Uzattığı suyu alıp ona kötü bir bakış atmış, suyu içip de nihayet yatışınca ona dönmüştüm. "Ne demek geçici değil? Yani, demeye çalıştığın... Ulaş bana karşı bir şey mi hissediyor?"

Bu sorumu saf bulmuş olacaktı ki önce durup durup baktı, ardından kahkaha attı. "Sen harbi çok saf bir şeysin."

Saf kelimesini yalnızca ben kendimde kullanmayı sevdiğimden onun söylemesi alınmış bir halde ona bakmama sebep olmuştu. "Niyemiş?" dedim onu terslercesine.

Kulağıma doğru eğildi, başkasının duymasını istemiyormuşçasına sessizce konuştu. "Çünkü bunu anlamamak için gerçek bir saf olmak gerekir." Ardından doğrulup eski pozisyonuna geri döndü. "Ulaş bir şeyler hissetmeseydi bu kadar peşinde dolanır mıydı? Ege'nin gözünün ucu sana değsin istemiyor resmen."

Yine de söylediklerine rağmen mantıklı gelmiyordu. Sürekli düşündüğüm tereddütümü ona da söyledim bu yüzden. "Ama Ulaş bana karşı hep kaba. Bir insan neden hoşlandığı birine kaba davransın ki? Ben asla kaba davranmazdım o kişiden hoşlansaydım. Aksine, hep onu mutlu etmek isterdim.
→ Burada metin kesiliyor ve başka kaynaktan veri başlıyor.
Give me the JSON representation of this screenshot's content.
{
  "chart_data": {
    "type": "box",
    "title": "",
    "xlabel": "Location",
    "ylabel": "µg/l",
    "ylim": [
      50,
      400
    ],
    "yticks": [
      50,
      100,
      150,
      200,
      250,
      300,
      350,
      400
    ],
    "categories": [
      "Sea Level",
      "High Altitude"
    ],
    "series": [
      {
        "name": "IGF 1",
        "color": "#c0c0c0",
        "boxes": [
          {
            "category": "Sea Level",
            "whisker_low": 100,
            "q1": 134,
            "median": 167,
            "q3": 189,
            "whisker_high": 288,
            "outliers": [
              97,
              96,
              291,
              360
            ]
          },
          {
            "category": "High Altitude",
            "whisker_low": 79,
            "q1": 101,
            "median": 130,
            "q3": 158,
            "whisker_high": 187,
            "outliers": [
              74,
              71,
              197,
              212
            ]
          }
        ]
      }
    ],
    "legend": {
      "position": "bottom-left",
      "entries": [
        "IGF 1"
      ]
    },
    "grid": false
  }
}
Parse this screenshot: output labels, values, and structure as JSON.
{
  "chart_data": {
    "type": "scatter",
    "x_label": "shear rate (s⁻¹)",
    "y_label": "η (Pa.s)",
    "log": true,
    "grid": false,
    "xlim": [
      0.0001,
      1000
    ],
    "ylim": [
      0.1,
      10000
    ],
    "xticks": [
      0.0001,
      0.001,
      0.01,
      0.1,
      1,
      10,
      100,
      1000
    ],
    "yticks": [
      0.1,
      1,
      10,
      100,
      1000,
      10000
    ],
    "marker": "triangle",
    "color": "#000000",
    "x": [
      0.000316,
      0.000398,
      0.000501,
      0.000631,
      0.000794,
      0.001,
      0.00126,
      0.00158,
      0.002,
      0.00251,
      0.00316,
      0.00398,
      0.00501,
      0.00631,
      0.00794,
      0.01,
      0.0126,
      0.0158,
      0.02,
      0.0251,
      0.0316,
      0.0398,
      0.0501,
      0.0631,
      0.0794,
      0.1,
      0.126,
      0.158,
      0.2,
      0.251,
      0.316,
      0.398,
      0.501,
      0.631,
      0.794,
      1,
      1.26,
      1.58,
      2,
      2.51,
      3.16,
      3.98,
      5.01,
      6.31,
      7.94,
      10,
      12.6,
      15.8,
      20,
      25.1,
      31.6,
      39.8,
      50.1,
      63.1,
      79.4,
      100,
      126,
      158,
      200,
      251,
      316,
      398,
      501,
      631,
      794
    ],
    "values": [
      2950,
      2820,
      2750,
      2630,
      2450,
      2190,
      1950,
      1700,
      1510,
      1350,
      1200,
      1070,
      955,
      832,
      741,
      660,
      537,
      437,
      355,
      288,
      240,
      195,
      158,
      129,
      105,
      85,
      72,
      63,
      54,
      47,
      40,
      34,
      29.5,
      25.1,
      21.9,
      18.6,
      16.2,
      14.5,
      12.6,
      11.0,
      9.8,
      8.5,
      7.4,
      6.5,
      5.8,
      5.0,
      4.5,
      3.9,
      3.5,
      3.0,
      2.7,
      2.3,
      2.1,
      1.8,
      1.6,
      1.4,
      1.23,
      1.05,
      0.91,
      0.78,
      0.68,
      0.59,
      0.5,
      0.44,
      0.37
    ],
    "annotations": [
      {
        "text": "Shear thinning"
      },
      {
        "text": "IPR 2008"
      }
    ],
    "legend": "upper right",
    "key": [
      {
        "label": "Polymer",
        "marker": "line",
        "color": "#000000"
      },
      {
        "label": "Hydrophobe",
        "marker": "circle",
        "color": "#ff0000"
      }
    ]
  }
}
Azıcık bile üzülecek olsa ben ondan daha kötü bir halde olurdum. Sevgi budur bence."

Selim omuz silkti. "Genelleme yapmam gerekecek tabii ama erkeklerin çoğu kadınlar kadar duygusal değil. Olsalar bile belli etmezler. Ulaş ise herkese karşı kaba. Mizacı bu."
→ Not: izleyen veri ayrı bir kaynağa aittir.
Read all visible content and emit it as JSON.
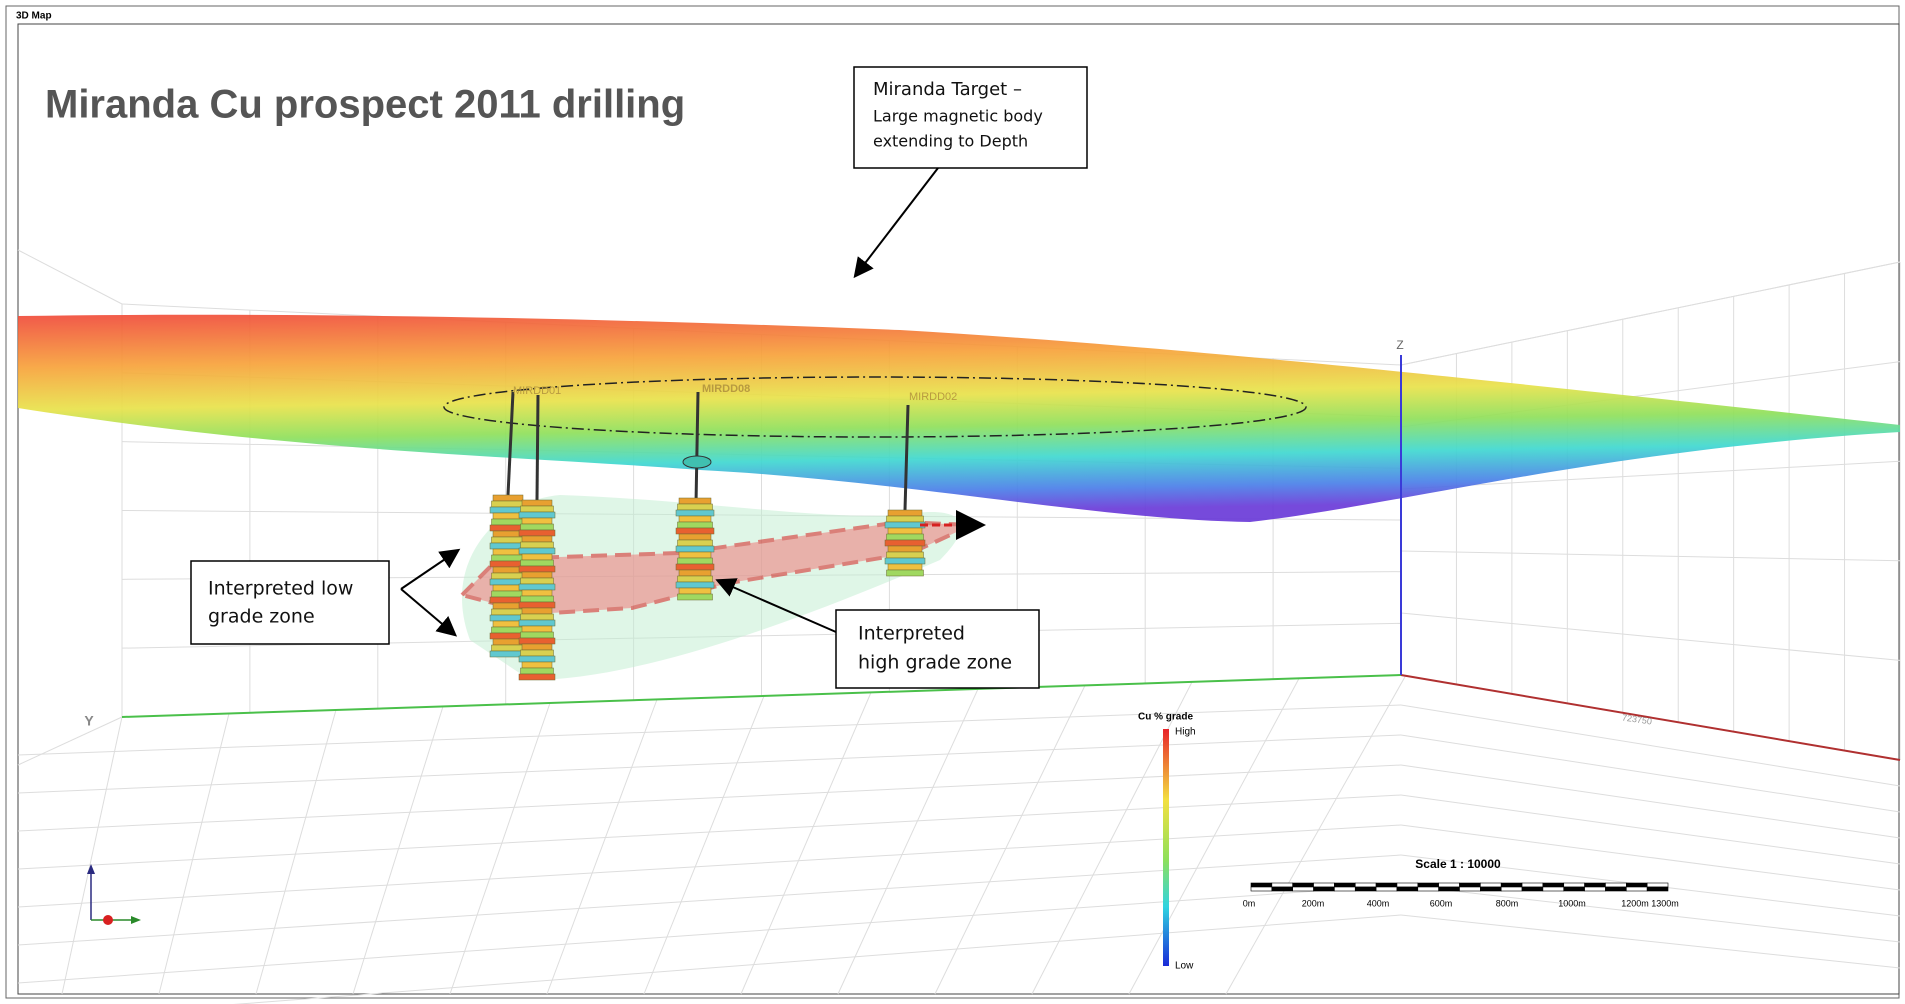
{
  "panel_title": "3D Map",
  "title": "Miranda Cu prospect 2011 drilling",
  "callouts": {
    "target": [
      "Miranda Target –",
      "Large magnetic body",
      "extending to Depth"
    ],
    "low_grade": [
      "Interpreted low",
      "grade zone"
    ],
    "high_grade": [
      "Interpreted",
      "high grade zone"
    ]
  },
  "drillholes": [
    "MIRDD01",
    "MIRDD08",
    "MIRDD02"
  ],
  "axes": {
    "z": "Z",
    "y": "Y",
    "x_tick": "723750"
  },
  "legend": {
    "title": "Cu % grade",
    "high": "High",
    "low": "Low"
  },
  "scale": {
    "title": "Scale 1 : 10000",
    "labels": [
      "0m",
      "200m",
      "400m",
      "600m",
      "800m",
      "1000m",
      "1200m 1300m"
    ]
  }
}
Kollarımı birleştirip başka bir yöne baktım sinirle. "Ben bu mizacını sevmiyorum ama!"

Bu hareketime içten bir şekilde güldü. "Düzelt o halde. Onu bu konuda değiştirebileceğini düşünüyorum. Kontrol manyağı olduğundan istediğini yaptırmaya odaklanıyor sadece, dolayısıyla incindiğini fark etmiyor-"

"Tabii! Ne kör adammış ama!" diye çıkıştım yine sinirle. Görmüyormuşmuş.... O kadar üzüldüğümü de görmüyor muydu beyefendi?

"Ne diyeyim? Bundan sonrası sende. Halledersin bence."

Omuz silkmiş ve o sırada çalan zille beraber ayağa kalkmıştım. Selim'in yanıma gelmesiyle beraber kantinin çıkışına doğru yönelmiştik.